# SQL & Python

Data Analysis using SQL in Python: the path from raw data to data analysis involves several processes including: data cleaning and data pre-processing where SQL language can be very useful. 

There are several Python packages available that interface with SQL databases. 

1. SQLlite - is Python basic approach to SQL databases, 2. SQL Server; there is PostgreSQL, etc


## 1. SQLlite

In [1]:
import numpy as np 
import pandas as pd 
import matplotlib.pyplot as plt
import sqlite3 #sqlite3 module provides SQL interface 

In [8]:
#Create a database

#create a connection object that represents the database
conn = sqlite3.connect('mydb.db') 

In [9]:
#Create a table in your database
#A SQL query to create a table
query = 'CREATE TABLE table1(id int, x1 real, x2 real, y real)'

In [10]:
#Execute the query
conn.execute(query)
conn.commit()

In [11]:
#Insert some data into the table
conn.execute("INSERT INTO table1(id, x1,x2,y) VALUES(1, 2, 8, 9)")

<sqlite3.Cursor at 0x26b698a51f0>

In [12]:
#Insert more data
conn.execute("INSERT INTO table1(id, x1,x2,y) VALUES(2, 4, 5, 11), (3, 0, 1.4, 10.8)")

<sqlite3.Cursor at 0x26b698a5570>

In [13]:
#to retrieve 2 rows
conn.execute('SELECT * FROM table1').fetchmany(2) 

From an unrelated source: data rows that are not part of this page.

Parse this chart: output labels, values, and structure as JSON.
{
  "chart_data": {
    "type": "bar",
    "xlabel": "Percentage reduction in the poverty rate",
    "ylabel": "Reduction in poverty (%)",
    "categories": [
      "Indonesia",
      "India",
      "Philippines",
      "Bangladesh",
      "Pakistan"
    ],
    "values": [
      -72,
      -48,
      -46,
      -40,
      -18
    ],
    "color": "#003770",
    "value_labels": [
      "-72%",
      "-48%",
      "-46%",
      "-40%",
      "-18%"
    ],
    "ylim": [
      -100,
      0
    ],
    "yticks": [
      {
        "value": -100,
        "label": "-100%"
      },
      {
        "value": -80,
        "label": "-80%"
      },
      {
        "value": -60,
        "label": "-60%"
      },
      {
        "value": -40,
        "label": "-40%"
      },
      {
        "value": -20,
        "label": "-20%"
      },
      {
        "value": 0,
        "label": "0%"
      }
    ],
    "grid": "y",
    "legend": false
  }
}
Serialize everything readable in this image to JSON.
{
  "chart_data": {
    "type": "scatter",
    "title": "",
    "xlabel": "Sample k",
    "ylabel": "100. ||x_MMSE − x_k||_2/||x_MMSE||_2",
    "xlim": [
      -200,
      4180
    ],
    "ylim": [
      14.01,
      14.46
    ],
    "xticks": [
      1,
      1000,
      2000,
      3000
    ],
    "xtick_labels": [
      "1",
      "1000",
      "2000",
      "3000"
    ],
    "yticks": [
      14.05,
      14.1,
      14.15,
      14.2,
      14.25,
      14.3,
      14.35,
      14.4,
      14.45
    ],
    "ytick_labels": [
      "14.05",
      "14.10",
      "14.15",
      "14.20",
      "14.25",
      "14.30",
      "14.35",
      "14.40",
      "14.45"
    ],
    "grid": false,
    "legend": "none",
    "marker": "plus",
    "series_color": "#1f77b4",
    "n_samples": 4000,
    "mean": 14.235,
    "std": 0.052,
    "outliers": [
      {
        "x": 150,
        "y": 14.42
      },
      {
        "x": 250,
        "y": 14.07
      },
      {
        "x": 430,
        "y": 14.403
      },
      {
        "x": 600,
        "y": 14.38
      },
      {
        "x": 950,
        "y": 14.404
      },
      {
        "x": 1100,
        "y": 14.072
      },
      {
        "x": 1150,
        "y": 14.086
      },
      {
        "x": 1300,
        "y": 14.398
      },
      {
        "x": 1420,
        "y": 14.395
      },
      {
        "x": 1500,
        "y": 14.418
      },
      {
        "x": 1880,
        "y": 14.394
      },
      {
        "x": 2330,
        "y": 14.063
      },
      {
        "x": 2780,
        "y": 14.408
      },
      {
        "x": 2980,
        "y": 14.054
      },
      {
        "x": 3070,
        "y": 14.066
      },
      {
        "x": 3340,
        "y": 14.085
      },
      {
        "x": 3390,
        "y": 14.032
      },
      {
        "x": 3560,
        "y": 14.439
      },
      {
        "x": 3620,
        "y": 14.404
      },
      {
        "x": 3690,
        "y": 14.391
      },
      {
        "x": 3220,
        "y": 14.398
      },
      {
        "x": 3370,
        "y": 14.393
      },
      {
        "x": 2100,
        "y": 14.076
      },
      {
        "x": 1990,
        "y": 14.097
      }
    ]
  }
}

[(1, 2.0, 8.0, 9.0), (2, 4.0, 5.0, 11.0)]

In [14]:
temp =conn.execute("SELECT*FROM table1").fetchall()
temp

[(1, 2.0, 8.0, 9.0), (2, 4.0, 5.0, 11.0), (3, 0.0, 1.4, 10.8)]

In [15]:
temp[:2]

[(1, 2.0, 8.0, 9.0), (2, 4.0, 5.0, 11.0)]

## 2. SQL Server

Connecting to a SQL Server database using pyodbc module 

In [None]:
pip install pyodbc 

In [16]:
import pyodbc 

#### Connect() 

- connect() creates a new database session & it returns an instance of the connection class that can be used to create a cursor object to run SQL queries to the database

To connect to a database, call connect() and pass the relevant parameters to it


In [17]:
conn = pyodbc.connect('Driver={SQL Server};'
                      'Server=K\SQLEXPRESS;'
                      'Database=mytestdb;'
                      'Trusted_Connection=yes;')

In [18]:
# Create a cursor object to perform database operations
cursor = conn.cursor()

In [19]:
#Execute a query
# A sample query of all data from "dbo.mytesttable" on the SQL Server database "mytestdb":
cursor.execute('SELECT * FROM mytestdb.dbo.mytesttable')

#retrieve query results
for row in cursor:
    print(row)

(1, 'Kyra', 'Michel')


### Using pandas read_sql_query

retrieved query is a DataFrame

In [20]:
import pandas as pd

table = pd.read_sql_query('SELECT * FROM mytestdb.dbo.mytesttable',conn)
table

Unnamed: 0,ix,firstname,lastname
0,1,Kyra,Michel


In [21]:
# Close the cursor and connection 
cursor.close()
conn.close()

## 3. PostgreSQL

Connecting to PostgreSQL database is similar to SQL Server 

In Jupyter notebook, to connect to a PostgreSQL database similarly using a connect() method from psycopg2 module and passing the relevant parameters.

Steps:


In [None]:
#quick installation
pip install -U pip 
pip install psycopg2-binary 

In [22]:
import psycopg2


#### Create a cursor object:

conn = psycopg2.connect(
    host="localhost",
    database="database_name",
    user="postgres",
    password="your_password")

#### Open a cursor to run SQL commands to the database:

cursor = conn.cursor()

#### Execute sample query:

cursor.execute("SELECT * FROM my_data")

#### Retrieve query results:

query = cursor.fetchall()

query

#### Close the cursor and connection to so the server:

cursor.close()

conn.close()